そう思いながら空間ウィンドウを開きシリウスドームで行われている試合を見れるように繋ぐと……

 

 

『Uブロック1回戦第1試合、試合開始!』

 

丁度レナティの試合が始まったようで……

 

『えーい!』

 

『だべぇぇぇぇぇぇぇっ?!』

 

開始3秒でレナティが手に持つ巨大な剣型煌式武装を振るって対戦相手である葉山グループの三馬鹿の1人である戸部をステージの壁に叩きつける。

 

『試合終了!勝者、エルネスタ・キューネ!』

 

そして試合は終わった。速い、余りにも速過ぎる。まさか見たい試合をテレビで見ようとしたら、丁度始まって10秒以内で終わるとは思わなかった。これにはシルヴィとオーフェリアも予想外だったようでポカンとしている。

 

「……よし、帰るか」

 

俺は思わずそう呟く。シリウスドームの予定も調べてあるが、レナティ以降の試合は優勝候補の選手は出てこないし、見る理由はない。

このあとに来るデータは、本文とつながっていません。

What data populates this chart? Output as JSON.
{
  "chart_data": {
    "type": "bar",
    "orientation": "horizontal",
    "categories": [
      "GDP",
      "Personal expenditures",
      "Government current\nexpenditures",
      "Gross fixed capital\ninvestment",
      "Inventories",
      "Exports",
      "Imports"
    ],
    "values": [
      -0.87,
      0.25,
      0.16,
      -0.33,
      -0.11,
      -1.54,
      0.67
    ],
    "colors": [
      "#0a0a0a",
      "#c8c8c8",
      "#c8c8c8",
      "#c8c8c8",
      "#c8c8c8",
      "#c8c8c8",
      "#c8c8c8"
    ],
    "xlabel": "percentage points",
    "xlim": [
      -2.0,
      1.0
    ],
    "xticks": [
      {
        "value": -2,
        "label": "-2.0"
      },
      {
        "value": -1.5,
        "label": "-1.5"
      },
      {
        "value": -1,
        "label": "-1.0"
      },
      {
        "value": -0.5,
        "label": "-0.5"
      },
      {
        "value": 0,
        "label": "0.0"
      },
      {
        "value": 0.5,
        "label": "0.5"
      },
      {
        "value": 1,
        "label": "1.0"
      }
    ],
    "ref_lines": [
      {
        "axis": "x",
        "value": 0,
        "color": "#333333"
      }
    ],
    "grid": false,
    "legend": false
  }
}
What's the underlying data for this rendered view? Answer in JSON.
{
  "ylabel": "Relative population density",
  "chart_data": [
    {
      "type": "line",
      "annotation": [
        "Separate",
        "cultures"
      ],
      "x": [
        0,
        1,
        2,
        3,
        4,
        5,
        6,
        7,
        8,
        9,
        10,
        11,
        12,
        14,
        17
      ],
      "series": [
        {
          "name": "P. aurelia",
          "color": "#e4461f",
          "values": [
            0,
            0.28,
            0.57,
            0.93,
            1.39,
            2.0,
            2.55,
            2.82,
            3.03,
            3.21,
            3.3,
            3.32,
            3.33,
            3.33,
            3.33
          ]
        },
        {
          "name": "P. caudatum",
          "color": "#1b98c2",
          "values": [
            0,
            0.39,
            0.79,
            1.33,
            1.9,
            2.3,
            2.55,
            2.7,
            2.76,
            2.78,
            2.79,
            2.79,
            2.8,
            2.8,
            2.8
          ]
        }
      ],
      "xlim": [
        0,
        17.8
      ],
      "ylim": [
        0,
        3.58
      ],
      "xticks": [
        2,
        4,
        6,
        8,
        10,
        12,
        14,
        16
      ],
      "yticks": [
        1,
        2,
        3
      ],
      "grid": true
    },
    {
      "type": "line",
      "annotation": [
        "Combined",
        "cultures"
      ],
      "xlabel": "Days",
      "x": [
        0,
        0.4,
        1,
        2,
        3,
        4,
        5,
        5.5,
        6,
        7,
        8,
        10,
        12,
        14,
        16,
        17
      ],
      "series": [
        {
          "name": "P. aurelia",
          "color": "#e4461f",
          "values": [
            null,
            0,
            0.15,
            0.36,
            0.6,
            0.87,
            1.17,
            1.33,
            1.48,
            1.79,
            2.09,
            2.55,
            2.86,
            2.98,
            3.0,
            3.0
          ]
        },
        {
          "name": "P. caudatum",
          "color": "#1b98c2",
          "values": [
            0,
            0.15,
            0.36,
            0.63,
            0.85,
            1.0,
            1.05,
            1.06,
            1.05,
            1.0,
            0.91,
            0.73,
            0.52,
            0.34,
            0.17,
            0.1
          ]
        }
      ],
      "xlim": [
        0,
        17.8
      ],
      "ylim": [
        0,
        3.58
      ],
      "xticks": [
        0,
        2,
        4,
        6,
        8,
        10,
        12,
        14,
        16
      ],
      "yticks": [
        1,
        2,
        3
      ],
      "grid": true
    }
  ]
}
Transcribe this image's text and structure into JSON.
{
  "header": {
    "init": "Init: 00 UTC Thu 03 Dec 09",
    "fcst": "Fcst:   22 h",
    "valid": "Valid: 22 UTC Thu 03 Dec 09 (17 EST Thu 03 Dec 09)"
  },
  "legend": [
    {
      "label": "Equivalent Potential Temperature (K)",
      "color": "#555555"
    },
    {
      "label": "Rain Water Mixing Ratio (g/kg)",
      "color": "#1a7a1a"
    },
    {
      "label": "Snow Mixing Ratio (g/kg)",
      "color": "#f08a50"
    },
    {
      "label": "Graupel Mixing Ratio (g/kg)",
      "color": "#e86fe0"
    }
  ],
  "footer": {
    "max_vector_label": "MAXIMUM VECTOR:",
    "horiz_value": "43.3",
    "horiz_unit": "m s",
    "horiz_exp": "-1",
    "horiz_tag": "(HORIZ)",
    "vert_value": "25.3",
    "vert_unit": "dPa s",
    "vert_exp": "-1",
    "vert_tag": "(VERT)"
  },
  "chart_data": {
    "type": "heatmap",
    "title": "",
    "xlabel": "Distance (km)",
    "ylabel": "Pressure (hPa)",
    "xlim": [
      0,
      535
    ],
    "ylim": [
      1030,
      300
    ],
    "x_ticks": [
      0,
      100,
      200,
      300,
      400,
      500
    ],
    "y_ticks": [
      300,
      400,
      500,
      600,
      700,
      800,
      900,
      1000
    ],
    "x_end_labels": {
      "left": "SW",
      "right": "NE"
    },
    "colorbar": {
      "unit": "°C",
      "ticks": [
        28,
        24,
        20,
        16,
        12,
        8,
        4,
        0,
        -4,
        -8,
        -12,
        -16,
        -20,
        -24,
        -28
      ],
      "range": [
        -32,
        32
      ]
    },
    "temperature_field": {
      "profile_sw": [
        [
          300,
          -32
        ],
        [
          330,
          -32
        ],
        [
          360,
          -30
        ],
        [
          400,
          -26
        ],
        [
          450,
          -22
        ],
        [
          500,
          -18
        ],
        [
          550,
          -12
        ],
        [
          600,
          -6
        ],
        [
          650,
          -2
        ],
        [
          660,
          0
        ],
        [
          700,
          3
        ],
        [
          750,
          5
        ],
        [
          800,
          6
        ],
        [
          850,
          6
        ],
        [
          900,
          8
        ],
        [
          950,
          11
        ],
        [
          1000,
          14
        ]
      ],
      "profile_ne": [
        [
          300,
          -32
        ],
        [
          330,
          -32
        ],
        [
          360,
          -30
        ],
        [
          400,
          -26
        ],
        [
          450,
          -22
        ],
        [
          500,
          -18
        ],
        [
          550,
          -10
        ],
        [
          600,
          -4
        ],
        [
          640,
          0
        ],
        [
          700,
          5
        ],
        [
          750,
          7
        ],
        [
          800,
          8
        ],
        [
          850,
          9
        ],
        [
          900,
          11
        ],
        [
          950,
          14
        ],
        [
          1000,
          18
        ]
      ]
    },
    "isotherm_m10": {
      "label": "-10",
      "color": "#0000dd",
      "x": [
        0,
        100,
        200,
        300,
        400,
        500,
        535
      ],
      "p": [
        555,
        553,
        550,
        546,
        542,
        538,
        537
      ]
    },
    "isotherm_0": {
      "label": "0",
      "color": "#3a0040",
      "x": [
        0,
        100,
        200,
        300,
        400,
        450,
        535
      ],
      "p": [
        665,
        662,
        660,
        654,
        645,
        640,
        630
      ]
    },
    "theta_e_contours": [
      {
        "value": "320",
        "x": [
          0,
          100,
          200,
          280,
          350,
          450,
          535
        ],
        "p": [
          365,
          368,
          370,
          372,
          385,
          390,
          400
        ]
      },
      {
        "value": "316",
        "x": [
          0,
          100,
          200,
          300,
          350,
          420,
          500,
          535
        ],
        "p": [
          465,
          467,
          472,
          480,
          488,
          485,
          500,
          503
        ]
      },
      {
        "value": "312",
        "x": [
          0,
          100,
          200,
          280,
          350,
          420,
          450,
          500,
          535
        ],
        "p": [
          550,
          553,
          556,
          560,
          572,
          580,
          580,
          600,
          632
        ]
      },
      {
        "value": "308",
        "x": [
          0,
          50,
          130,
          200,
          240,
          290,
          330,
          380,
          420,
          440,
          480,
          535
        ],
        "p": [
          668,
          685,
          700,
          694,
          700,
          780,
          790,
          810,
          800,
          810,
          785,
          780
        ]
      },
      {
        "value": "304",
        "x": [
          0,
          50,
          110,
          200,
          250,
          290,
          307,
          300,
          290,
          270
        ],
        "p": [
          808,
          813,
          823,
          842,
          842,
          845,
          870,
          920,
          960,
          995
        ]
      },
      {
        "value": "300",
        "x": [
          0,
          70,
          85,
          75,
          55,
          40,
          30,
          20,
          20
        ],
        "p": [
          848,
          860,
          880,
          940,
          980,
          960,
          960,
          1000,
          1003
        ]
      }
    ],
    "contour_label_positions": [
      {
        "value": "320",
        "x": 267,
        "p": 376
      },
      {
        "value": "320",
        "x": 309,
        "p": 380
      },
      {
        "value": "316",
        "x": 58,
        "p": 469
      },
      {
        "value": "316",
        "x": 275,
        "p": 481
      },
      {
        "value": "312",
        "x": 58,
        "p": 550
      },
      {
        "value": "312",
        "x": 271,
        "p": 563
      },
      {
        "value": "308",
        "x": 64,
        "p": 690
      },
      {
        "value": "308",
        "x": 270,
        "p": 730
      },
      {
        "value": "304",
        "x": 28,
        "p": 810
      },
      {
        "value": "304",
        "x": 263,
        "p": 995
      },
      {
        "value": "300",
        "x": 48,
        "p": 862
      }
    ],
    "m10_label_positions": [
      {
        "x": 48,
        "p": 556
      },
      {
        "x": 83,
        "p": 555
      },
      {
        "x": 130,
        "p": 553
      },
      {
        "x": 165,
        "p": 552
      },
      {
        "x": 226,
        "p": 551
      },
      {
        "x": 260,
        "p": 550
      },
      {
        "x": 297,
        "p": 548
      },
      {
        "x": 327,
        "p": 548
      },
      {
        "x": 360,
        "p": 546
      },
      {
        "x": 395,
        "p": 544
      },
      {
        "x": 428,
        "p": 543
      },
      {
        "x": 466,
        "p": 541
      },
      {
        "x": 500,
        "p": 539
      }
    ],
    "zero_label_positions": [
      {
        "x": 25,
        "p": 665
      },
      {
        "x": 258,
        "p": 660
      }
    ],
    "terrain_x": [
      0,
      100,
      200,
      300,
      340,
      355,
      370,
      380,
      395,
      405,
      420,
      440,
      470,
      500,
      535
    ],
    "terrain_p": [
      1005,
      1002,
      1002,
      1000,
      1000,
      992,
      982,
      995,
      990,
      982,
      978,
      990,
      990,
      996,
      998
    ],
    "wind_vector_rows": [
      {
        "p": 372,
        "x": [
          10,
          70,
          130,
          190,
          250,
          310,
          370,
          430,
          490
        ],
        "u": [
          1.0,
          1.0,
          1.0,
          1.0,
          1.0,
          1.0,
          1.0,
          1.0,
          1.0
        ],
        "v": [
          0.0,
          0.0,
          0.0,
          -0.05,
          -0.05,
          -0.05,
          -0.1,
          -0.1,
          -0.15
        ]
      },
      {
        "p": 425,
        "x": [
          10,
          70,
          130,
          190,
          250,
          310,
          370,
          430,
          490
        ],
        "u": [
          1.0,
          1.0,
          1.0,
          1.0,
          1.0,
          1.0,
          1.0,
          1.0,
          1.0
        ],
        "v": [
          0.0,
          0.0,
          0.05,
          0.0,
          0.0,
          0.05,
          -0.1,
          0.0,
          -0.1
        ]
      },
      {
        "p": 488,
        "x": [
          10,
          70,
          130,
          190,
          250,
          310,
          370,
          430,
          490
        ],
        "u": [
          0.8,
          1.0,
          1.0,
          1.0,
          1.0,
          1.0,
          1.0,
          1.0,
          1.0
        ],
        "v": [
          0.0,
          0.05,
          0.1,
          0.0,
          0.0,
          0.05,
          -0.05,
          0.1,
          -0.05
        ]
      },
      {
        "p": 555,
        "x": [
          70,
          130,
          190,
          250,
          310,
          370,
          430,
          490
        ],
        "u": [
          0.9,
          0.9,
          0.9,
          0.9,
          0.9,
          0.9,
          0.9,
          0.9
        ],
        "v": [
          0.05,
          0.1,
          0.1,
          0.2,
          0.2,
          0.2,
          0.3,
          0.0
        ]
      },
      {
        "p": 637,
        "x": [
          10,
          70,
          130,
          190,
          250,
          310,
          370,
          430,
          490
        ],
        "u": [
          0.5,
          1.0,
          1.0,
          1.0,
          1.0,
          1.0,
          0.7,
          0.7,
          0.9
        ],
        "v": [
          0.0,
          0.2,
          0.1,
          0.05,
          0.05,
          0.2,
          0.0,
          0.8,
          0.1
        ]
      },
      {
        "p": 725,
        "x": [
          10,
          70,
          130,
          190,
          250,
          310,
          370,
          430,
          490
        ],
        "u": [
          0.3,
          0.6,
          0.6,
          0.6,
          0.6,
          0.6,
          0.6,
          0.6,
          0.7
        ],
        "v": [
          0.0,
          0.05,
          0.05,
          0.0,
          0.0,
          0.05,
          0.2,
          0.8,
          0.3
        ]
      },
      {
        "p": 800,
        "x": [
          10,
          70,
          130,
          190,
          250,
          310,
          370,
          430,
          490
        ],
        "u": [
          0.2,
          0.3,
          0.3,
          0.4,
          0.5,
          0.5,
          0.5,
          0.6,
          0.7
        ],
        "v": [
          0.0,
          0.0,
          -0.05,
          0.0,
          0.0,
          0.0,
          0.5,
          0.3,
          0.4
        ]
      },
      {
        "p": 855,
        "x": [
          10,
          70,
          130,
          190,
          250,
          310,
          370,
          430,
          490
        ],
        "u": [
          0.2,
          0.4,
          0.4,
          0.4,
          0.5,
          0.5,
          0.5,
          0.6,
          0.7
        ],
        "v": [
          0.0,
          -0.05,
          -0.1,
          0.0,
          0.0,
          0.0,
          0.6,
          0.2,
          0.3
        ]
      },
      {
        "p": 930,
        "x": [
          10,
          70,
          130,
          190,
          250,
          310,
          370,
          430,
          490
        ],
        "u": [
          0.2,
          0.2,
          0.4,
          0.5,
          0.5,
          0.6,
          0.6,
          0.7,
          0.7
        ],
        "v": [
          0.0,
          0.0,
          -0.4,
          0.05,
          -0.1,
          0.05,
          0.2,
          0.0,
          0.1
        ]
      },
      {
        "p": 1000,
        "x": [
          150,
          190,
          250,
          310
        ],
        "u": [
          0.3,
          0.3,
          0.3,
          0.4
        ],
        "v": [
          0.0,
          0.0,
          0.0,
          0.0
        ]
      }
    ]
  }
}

それだったら帰って混雑する前に帰って、自宅で優勝候補選手の記録を見直した方が建設的だろう。

 

俺がそう言うと、2人は目を見合わせてから立ち上がり俺に抱きついてきた。どうやら異論はないようだな。

 

結果、俺達は帰りが混雑する前に帰宅し、記録を見直したり、イチャイチャしたりしていたら王竜星武祭2日目が終了した。

 

 

 

 

余談だが、小町との試合の後に治療院に運ばれた一色は完全に心が折れたようで休学する事になったらしい。どうせなら葉山も休学させて欲しいと思ったのは仕方ないだろう。